Thursday, January 1, 2015

Number 5 is Alive


A metal bodied wood plane that looks like a complete rust bucket can almost always be restored to be a good looking user. Other than heavy chips or rust pitting ahead of the mouth other wear and damage doesn't usually matter.

This Stanley Number 5 jack plane has good finish on the knob and tote so it was retained. Good wax was just rubbed in with 0000 steel wool. If the knob and tote are really chewed up they can be stripped, sanded, oiled and waxed and will look terrific. The knob is quickly sanded on a lathe or drill press.

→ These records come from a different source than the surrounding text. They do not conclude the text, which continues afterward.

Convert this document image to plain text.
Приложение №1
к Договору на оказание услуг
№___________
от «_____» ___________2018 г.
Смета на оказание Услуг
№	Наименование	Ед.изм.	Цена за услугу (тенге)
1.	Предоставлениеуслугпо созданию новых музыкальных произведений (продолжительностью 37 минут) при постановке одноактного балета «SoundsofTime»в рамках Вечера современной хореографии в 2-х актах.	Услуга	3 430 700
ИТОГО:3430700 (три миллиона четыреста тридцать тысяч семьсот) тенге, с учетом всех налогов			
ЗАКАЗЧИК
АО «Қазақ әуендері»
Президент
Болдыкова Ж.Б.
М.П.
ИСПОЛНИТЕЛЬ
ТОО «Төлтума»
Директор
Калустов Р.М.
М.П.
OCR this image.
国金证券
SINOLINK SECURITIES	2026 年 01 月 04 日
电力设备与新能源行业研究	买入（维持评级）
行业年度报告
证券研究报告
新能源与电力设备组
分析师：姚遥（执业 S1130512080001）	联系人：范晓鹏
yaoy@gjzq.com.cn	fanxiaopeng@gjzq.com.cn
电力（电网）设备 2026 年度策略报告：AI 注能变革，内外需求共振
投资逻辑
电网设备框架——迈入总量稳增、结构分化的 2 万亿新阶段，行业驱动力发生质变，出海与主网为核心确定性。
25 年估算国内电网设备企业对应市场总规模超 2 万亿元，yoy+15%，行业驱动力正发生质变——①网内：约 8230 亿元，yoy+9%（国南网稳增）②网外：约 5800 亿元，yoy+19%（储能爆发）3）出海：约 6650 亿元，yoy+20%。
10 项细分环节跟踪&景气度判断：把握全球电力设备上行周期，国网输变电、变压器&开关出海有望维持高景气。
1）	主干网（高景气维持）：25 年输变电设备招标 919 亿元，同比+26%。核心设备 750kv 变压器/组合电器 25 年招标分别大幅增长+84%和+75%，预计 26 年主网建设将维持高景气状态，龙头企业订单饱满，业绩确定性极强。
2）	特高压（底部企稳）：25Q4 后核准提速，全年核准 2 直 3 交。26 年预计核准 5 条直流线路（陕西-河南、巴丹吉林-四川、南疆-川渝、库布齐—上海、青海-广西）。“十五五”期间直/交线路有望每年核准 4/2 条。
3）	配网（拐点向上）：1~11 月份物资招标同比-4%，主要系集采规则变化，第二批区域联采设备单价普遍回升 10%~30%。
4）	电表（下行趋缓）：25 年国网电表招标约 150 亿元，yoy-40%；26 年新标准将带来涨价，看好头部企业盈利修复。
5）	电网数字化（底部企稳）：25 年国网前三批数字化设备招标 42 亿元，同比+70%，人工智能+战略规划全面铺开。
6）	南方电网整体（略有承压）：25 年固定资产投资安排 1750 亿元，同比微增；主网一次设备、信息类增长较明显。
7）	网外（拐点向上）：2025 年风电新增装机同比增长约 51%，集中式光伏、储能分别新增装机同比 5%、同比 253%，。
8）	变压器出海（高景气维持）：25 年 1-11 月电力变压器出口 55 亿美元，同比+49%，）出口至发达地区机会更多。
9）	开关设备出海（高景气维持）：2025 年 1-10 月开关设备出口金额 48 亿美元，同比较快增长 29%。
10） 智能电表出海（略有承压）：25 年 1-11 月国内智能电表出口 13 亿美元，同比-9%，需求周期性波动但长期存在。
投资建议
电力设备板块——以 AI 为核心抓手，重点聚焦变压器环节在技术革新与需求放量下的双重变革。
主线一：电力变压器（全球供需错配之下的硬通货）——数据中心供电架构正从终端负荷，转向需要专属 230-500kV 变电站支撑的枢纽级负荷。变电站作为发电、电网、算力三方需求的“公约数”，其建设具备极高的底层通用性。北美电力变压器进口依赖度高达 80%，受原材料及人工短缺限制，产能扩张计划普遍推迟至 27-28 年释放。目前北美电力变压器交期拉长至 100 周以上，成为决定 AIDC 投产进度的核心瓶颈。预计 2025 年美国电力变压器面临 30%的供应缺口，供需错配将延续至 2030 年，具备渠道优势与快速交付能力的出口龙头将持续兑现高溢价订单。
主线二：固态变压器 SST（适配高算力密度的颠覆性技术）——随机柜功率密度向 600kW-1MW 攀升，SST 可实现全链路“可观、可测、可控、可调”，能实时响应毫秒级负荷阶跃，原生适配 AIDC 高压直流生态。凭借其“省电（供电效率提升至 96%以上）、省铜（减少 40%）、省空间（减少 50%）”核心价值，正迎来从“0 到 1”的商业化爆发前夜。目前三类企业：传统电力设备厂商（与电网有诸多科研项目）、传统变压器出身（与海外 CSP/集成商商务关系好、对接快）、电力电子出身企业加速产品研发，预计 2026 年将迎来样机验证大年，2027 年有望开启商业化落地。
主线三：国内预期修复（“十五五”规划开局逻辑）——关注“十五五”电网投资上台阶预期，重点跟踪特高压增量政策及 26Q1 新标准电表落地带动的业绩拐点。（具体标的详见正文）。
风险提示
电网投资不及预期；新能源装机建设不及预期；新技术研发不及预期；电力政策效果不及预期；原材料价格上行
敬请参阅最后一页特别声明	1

The tote is all handwork. Strips of sandpaper used shoe shine fashion while the tote is in a vise are helpful.

I use wire wheels in the drill press to remove rust and then Scotchbrite pads to give the
steel a uniform scratch pattern. Brass parts are polished on a buffing wheel and with Simichrome metal polish. Steel screw heads can be buffed to a chrome-like luster with the buffing wheel.

I used naval jelly on the rusty parts of the japanning and then wiped on some oil.

I reassemble all the parts with a drop of oil on all threads.

Click on the first picture for a slideshow:




 All parts before and after cleaning:






The final result still has lots of patina, just no rust. The sides of the plane could have been lapped until they were bright as well.